Quella definizione cui si fa riferimento (come da Legge 381/70) è stata poi modificata – come noto – dalla Legge 95/06 (Nuova disciplina in favore dei minorati auditivi), ove la persona sorda destinataria di quella provvidenza economica viene definita come «minorato sensoriale dell’udito affetto da sordità congenita o acquisita durante l’età evolutiva che gli abbia compromesso il normale apprendimento del linguaggio parlato, purché la sordità non sia di natura esclusivamente psichica o dipendente da causa di guerra, di lavoro o di servizio […]».
Tornando all’indennità di comunicazione, va ricordato che essa è indipendente dall’età e dal reddito personale, che non è incompatibile con la titolarità di una patente di guida e nemmeno con lo svolgimento di attività lavorativa dipendente o autonoma; è cumulabile, infine, con l’indennità di accompagnamento concessa agli invalidi civili e ai ciechi civili e spetta anche nel caso di ricovero in istituto. Il suo importo, per l’anno in corso, è di 243,10 euro per dodici mensilità.
Ebbene, non altrettanto spetta ai bimbi affetti da numerose sindromi genetiche, malattie rare in fase di studio, di cui spesso si sa ben poco e che il più delle volte sono a tutt’oggi prive di una terapia genica.
Si tratta di bimbi che vedono compromesso il normale apprendimento del linguaggio parlato e che a causa del loro grave ritardo psichico, non avranno mai la possibilità di usare una modalità comunicativa alternativa, com’è per le persone sorde, che con la lettura labiale e con il Linguaggio dei Segni riescono in qualche modo a comunicare.

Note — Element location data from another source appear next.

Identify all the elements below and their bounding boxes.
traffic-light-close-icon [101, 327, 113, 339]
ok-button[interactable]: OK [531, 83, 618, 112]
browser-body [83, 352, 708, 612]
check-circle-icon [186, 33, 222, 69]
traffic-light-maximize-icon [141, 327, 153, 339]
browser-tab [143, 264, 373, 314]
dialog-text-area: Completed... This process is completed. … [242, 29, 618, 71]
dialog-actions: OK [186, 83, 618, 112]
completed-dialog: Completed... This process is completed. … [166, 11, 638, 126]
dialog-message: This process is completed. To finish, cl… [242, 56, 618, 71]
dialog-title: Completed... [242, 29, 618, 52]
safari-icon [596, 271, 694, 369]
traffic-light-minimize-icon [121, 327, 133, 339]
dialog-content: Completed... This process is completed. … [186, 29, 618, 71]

Le persone sorde possono accedere sia all’indennità di comunicazione che a quella di accompagnamento, se oltre alla sordità sono incapaci di attendere alle normali funzioni vitali o hanno difficoltà di deambulazione. Possono lavorare, produrre reddito e non perdere tali benefìci. I bimbi affetti da malattie rare, invece, non riescono neppure a comunicare i bisogni più essenziali, la fame, la sete, il freddo, il dolore e oltre alla comunicazione, vedono compromesse le loro funzioni maggiormente necessarie a condurre una vita decorosa. Infatti, non sempre imparano a camminare, non sono in grado di discernere il pericolo, né di diventare adulti autonomi e, nei casi più gravi, la malattia li porta progressivamente alla morte.
Eppure, questi bimbi non possono fruire dell’indennità di comunicazione, ma solo di quella di accompagnamento, con evidente disparità di trattamento che viene a crearsi tra due differenti situazioni.
Quando negli anni Ottanta venne promulgata la legge istitutiva dell’indennità di comunicazione, le sindromi genetiche erano ancora poco conosciute e studiate e quindi espunte dal quadro normativo riferito a tale indennità. Non sarebbe il caso, a distanza di più di vent’anni, che il Legislatore intervenisse ad eliminare la grave disparità di trattamento esistente tra categorie deboli, non tutelate allo stesso modo e con la stessa intensità, con palese violazione del principio di uguaglianza sancito dalla nostra Carta Costituzionale?
L’indennità di comunicazione, proprio per la sua funzione intrinseca, non può essere limitata ai soli soggetti affetti da sordità, ma dev’essere estesa anche a tutti coloro che, pur non essendo sordi, non saranno mai in grado di esprimersi, neppure a gesti!